La mia bocca era spalancata ma Ambra si limitò a sorridere beffarda.
- Capisci di che parlo, ora? – mi chiese mentre il suo sorriso si mutava nell'espressione seria che aveva avuto per quasi tutto il tempo.
- No – risposi con un filo di voce, ma poi sentii la gola esplodere dalla voglia di urlare – Ma cos'era quello?! – gridai totalmente sgomenta.
- Quello era il Fuoco, il Fuoco che arde nel mio petto fin da quando sono nata – rispose Ambra – ho dei poteri, lo capisci, Vittoria? Controllo le fiamme come niente, evoco incendi dal nulla e li spengo con altrettanta facilità. È un dono che nessuno può vedere, nessuno si accorgerà mai che sono io la responsabile di tutto questo tranne poche persone, persone che a loro volta hanno delle abilità speciali, persone che sono destinate a sconfiggere i Mostri.
- Cosa?! – chiesi sconvolta.
- Vittoria, anche tu hai dei poteri, anche tu hai il compito di proteggere il mondo da queste minacce...
- Quali minacce? – domandai mentre il cuore mi martellava imperterrito nella gola.
- Te l'ho già detto: Mostri! Sono Mostri! Non potevo nasconderti la verità ancora a lungo, sapevo che avrebbero scoperto che sei la protettricede ll'Ombra e allora avrei dovuto spiegarti tutto.
- Ombra?! Vuoi dire che io posso controllare le ombre come tu... insomma... hai poteri sul fuoco? – chiesi con ancora qualche goccia di angoscia nella voce.
- Sì, questa è la mia ipotesi.
- Ma chi sono i Mostri? Che cosa vogliono da te... da noi?
- Ogni Mostro è collegato a un Elemento, ogni Mostro ha sembianze diverse e abilità differenti.
- No, questa cosa non ha senso! – strillai senza preoccuparmi del fatto che stavo svegliando tutto il vicinato – I mostri non esistono! Eppure la tua testa ha preso fuoco ed io mi sono ritrovata in mezzo a tutto questo! Adesso mi sveglierò. Questo è solo un brutto sogno.
- Mi dispiace deluderti, ma è tutto reale. Vittoria, ascolta, lo so che è difficile da credere ma è la verità! Ci sono creature, là fuori, pronte a ucciderci! – replicò Ambra indicando la finestra – Devi imparare ad accettare la realtà. Anch'io ho faticato tanto per capire che...

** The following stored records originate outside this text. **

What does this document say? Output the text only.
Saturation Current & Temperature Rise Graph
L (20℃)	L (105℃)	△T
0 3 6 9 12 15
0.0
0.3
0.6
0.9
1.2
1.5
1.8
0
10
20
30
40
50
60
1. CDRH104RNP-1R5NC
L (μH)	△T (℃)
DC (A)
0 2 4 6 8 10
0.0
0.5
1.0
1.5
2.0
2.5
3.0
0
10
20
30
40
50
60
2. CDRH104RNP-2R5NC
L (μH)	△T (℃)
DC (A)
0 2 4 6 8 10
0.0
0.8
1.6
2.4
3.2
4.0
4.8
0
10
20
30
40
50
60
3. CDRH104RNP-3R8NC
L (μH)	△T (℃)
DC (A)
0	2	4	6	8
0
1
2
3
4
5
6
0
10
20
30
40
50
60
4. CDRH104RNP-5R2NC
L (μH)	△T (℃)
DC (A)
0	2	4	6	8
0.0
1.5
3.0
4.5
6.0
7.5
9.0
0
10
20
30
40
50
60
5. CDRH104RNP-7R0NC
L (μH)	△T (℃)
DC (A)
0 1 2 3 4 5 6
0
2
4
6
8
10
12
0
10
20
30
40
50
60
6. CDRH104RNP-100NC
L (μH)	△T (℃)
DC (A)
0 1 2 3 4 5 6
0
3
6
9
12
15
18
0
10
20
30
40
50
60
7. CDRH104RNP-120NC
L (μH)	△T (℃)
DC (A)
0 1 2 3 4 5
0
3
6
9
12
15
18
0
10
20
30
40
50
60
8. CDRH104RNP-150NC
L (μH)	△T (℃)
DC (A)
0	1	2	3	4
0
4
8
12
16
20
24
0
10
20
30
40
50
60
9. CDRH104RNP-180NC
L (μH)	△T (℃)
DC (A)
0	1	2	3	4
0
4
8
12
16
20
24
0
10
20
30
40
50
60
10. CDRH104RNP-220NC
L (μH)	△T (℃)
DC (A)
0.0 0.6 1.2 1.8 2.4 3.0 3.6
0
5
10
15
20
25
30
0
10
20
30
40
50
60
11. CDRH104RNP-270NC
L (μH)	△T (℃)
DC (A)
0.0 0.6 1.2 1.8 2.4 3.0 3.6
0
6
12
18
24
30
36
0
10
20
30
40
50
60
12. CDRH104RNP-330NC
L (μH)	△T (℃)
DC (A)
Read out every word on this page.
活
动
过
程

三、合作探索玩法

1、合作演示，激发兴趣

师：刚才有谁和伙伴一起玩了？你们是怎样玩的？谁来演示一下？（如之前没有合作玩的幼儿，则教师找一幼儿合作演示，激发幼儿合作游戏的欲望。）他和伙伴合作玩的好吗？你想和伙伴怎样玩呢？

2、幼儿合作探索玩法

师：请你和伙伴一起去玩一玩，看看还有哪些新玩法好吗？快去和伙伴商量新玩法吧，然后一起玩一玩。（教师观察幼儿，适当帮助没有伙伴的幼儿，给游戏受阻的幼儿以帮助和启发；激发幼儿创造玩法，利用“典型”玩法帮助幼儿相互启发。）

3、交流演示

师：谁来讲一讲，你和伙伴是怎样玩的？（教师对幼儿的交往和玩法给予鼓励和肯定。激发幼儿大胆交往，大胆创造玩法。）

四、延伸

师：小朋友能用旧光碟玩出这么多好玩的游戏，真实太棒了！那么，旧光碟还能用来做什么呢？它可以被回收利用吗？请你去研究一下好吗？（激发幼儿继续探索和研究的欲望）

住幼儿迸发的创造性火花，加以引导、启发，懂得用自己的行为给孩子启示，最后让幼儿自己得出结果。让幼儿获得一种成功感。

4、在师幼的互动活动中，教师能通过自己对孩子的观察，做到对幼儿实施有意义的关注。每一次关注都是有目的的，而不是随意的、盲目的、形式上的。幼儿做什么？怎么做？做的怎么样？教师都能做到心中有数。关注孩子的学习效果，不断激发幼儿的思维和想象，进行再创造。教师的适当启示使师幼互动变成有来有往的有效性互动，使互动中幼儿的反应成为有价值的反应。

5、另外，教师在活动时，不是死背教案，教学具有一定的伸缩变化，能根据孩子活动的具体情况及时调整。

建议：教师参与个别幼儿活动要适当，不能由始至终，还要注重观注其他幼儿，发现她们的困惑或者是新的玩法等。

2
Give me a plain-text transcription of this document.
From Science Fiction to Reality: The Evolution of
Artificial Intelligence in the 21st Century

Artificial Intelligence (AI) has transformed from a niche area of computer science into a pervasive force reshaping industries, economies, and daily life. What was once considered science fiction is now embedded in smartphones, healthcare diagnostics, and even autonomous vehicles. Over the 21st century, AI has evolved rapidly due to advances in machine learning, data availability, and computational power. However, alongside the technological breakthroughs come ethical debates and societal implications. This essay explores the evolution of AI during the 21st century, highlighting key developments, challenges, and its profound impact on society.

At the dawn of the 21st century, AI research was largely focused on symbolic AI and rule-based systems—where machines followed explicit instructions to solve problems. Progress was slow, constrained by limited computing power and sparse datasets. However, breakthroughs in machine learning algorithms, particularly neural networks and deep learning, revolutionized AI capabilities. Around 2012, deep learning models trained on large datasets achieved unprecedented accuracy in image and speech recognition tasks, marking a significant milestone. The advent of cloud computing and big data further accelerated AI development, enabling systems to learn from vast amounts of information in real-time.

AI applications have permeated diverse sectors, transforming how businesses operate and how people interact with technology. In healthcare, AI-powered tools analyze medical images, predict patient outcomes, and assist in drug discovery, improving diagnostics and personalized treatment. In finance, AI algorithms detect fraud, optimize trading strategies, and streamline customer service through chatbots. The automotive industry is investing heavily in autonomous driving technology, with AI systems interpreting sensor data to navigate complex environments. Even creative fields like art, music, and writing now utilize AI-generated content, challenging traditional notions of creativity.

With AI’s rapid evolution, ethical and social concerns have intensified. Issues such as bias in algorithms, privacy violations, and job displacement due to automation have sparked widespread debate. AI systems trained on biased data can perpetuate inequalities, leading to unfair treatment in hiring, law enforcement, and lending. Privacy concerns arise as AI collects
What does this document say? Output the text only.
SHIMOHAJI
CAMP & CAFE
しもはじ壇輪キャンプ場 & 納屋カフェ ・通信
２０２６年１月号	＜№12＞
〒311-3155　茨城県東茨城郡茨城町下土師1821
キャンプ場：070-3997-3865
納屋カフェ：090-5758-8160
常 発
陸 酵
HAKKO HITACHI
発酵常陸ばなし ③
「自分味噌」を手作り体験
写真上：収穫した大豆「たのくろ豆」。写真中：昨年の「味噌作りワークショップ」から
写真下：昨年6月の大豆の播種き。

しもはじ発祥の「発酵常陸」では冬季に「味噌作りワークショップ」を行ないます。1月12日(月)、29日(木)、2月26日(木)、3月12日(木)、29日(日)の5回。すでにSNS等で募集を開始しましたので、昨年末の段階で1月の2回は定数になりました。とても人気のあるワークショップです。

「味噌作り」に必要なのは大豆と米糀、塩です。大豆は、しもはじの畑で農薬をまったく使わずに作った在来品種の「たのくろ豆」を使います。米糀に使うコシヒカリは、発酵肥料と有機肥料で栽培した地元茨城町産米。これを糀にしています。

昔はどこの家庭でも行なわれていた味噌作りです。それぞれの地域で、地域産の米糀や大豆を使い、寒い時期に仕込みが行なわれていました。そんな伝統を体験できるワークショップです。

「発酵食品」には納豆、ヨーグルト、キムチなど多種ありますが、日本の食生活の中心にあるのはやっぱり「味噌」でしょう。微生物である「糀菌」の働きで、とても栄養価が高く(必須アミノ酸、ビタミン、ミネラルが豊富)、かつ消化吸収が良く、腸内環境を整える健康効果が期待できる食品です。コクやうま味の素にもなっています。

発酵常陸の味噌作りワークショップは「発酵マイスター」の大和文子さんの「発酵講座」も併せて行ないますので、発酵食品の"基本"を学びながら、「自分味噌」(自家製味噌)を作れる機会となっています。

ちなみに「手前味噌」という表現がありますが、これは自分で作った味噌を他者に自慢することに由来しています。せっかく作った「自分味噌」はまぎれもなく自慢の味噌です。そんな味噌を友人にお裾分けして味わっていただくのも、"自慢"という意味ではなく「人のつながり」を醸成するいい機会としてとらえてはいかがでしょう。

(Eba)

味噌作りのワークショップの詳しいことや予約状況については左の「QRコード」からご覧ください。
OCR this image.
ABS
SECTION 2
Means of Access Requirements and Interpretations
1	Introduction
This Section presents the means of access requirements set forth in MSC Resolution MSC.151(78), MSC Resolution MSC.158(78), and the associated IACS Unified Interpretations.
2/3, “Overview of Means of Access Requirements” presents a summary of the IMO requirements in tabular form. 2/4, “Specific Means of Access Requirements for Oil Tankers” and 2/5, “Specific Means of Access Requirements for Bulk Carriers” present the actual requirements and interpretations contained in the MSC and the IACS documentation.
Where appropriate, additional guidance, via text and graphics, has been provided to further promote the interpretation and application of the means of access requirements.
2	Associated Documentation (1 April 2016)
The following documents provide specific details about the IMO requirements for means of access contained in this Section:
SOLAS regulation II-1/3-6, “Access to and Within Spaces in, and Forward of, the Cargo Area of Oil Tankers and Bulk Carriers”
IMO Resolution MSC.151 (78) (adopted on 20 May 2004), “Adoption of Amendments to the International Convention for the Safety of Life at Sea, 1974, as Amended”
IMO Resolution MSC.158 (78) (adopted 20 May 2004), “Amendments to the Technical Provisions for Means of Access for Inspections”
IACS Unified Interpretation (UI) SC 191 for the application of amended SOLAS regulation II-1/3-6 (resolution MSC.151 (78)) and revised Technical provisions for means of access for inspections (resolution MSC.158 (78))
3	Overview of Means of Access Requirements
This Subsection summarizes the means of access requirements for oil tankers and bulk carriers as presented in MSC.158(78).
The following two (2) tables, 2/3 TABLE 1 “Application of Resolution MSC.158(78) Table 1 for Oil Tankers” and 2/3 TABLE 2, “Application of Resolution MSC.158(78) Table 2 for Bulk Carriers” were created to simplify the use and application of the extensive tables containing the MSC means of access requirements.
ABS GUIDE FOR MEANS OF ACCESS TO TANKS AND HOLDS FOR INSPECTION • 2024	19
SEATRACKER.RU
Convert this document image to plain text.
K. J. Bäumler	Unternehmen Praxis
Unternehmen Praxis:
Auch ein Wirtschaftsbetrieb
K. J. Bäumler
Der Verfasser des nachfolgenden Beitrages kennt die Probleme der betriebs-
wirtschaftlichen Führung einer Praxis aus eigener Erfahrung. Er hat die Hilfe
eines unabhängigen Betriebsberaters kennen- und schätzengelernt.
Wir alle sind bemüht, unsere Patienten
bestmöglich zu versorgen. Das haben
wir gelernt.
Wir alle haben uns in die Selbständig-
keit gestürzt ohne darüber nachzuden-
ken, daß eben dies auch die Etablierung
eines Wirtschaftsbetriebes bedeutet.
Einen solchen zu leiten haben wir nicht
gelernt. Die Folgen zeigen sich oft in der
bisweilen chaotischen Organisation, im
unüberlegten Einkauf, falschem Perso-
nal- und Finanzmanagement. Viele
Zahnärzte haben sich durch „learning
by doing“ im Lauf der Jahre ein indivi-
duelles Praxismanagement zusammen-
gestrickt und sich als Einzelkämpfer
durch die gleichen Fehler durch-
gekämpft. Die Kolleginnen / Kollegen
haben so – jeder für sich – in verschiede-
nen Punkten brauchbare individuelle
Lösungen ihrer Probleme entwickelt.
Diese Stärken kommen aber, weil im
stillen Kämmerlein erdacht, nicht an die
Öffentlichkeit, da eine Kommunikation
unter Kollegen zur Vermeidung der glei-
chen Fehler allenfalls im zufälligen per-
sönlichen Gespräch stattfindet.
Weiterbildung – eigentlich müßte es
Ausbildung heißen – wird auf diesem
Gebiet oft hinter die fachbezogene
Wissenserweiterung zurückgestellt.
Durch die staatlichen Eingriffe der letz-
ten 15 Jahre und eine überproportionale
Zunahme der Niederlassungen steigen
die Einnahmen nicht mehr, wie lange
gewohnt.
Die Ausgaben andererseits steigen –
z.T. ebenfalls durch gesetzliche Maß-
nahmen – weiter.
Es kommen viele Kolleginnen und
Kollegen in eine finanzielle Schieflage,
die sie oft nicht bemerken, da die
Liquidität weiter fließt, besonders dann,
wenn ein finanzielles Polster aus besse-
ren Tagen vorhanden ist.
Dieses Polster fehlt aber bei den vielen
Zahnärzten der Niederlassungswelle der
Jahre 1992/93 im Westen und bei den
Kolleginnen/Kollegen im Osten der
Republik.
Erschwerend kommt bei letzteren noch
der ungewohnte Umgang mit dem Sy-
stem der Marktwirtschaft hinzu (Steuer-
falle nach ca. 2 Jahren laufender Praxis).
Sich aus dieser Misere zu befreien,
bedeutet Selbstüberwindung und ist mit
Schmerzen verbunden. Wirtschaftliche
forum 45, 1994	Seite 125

- Fallo – la interruppi – Fallo di nuovo, quello che hai fatto prima – dovevo essere sicura che quello che avevo visto fosse reale.
Ambra sospirò.
- Ho usato gran parte della mia energia in quello, non posso evocare due fiamme così grandi in un breve lasso di tempo. Posso farne una più piccola, ma poi... - scosse la testa con gli occhi serrati. Poi li riaprì e mi guardò – Mi prometti che non griderai?
Annuii piano.
- Senti, potrei svenire per lo sforzo quindi se crollo addormentata non preoccuparti, è normale – aggiunse Ambra con un sorriso triste.
Stavo per ribattere, dire qualcosa, qualsiasi cosa, ma prima che potessi anche solo aprire la bocca, la mano di Ambra aveva preso fuoco.
Le fiamme giravano rapide intorno alla pelle senza neanche sfiorarla, il calore che quella fiamma evocava era incredibile, quasi ipnotico.
Non gridai questa volta, ma rimasi a fissare le fiamme dorate che si attorcigliavano in ghirigori sempre più piccoli mentre le occhiaie di Ambra diventavano sempre più evidenti. All'improvviso le fiamme si spensero e Ambra crollò sul pavimento accartocciandosi su se stessa.
Rimasi a fissarla per un po', accasciata a terra, mentre il suo petto si alzava e si abbassava a ritmo regolare e nella mia mente prendeva forma quello che avevo appena visto e sentito. Quello che era successo era senza la minima traccia di senno, cercai invano anche un minuscolo frammento di ragione in ciò che era accaduto, ma poi mi abbandonai all'idea che il mattino dopo mi sarei svegliata, scoprendo che nulla di quella sera era reale, mi sarei ritrovata nel mio letto e avrei riso di quello strano sogno insieme alla Ambra della realtà. Sì, sarebbe andata sicuramente così.